# Tough wave energy integral

1. Apr 24, 2010

### atqamar

I'm having a hard time evaluating this integral.

A Gaussian pulse $$\psi (y,t) = Ae^{-( \frac{y-ct}{a} )^2}$$ is travelling in an infinite string of linear mass density $$\rho$$, under tension $$T$$.

I know the Kinetic Energy is the integral of the partial: $$\frac{\rho}{2} \int_{-\infty}^{\infty} (\frac{\partial \psi}{\partial t})^2 dy$$. I evaluate the partial, and this simplifies to $$\frac{\rho}{2} \int_{-\infty}^{\infty} (\frac{2c(y-ct)}{a^2} \psi)^2 dy$$.

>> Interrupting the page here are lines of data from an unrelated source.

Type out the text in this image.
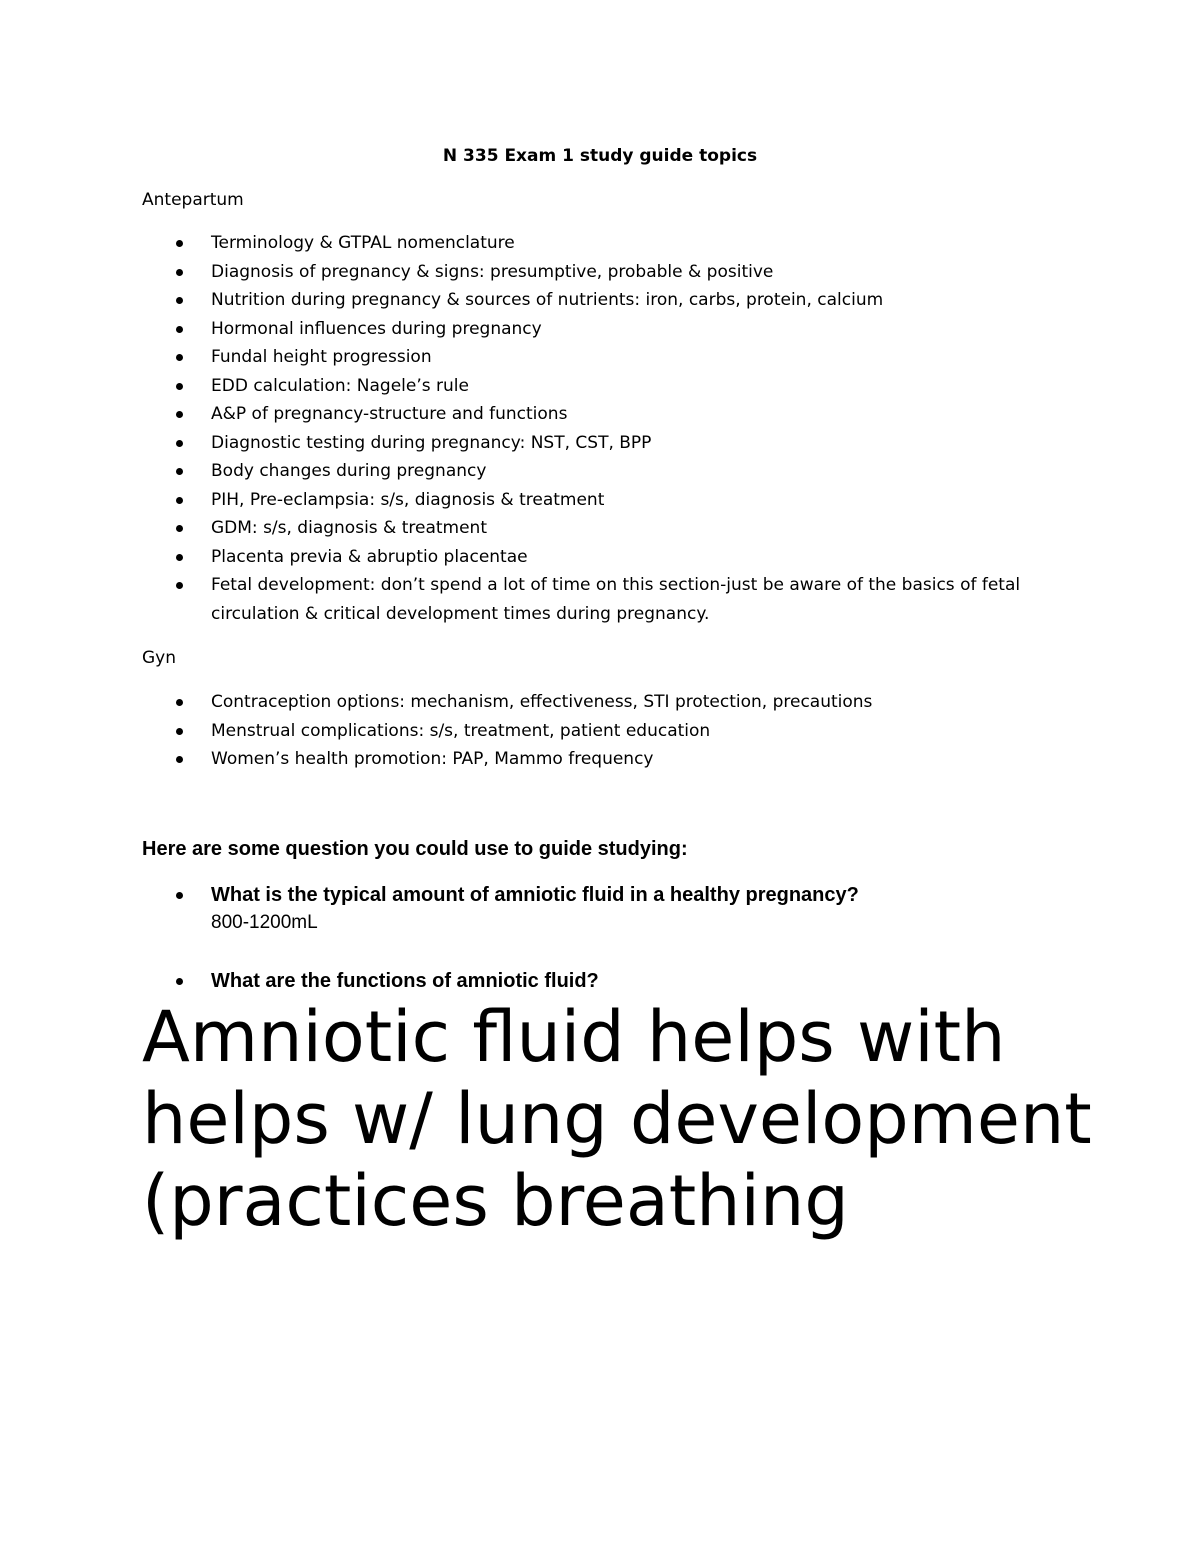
N 335 Exam 1 study guide topics
Antepartum
Terminology & GTPAL nomenclature
Diagnosis of pregnancy & signs: presumptive, probable & positive
Nutrition during pregnancy & sources of nutrients: iron, carbs, protein, calcium
Hormonal influences during pregnancy
Fundal height progression
EDD calculation: Nagele’s rule
A&P of pregnancy-structure and functions
Diagnostic testing during pregnancy: NST, CST, BPP
Body changes during pregnancy
PIH, Pre-eclampsia: s/s, diagnosis & treatment
GDM: s/s, diagnosis & treatment
Placenta previa & abruptio placentae
Fetal development: don’t spend a lot of time on this section-just be aware of the basics of fetal circulation & critical development times during pregnancy.
Gyn
Contraception options: mechanism, effectiveness, STI protection, precautions
Menstrual complications: s/s, treatment, patient education
Women’s health promotion: PAP, Mammo frequency
Here are some question you could use to guide studying:
What is the typical amount of amniotic fluid in a healthy pregnancy?
800-1200mL
What are the functions of amniotic fluid?

Amniotic fluid helps with helps w/ lung development (practices breathing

I don't know where to proceed from here. I tried u-substitution, and integration by parts, with no success. I think the error function is useful in this, but we haven't covered this in the physics course yet.

2. Apr 24, 2010

### Cyosis

Integral is of the form $\int x^2 e^{-x^2}dx$ notice that this is the same as $\int x (x e^{-x^2})dx$ where the term between brackets is easy to integrate. Now use partial integration.

3. Apr 25, 2010

### atqamar

Oh stupid me. That wasn't tough at all. Thanks!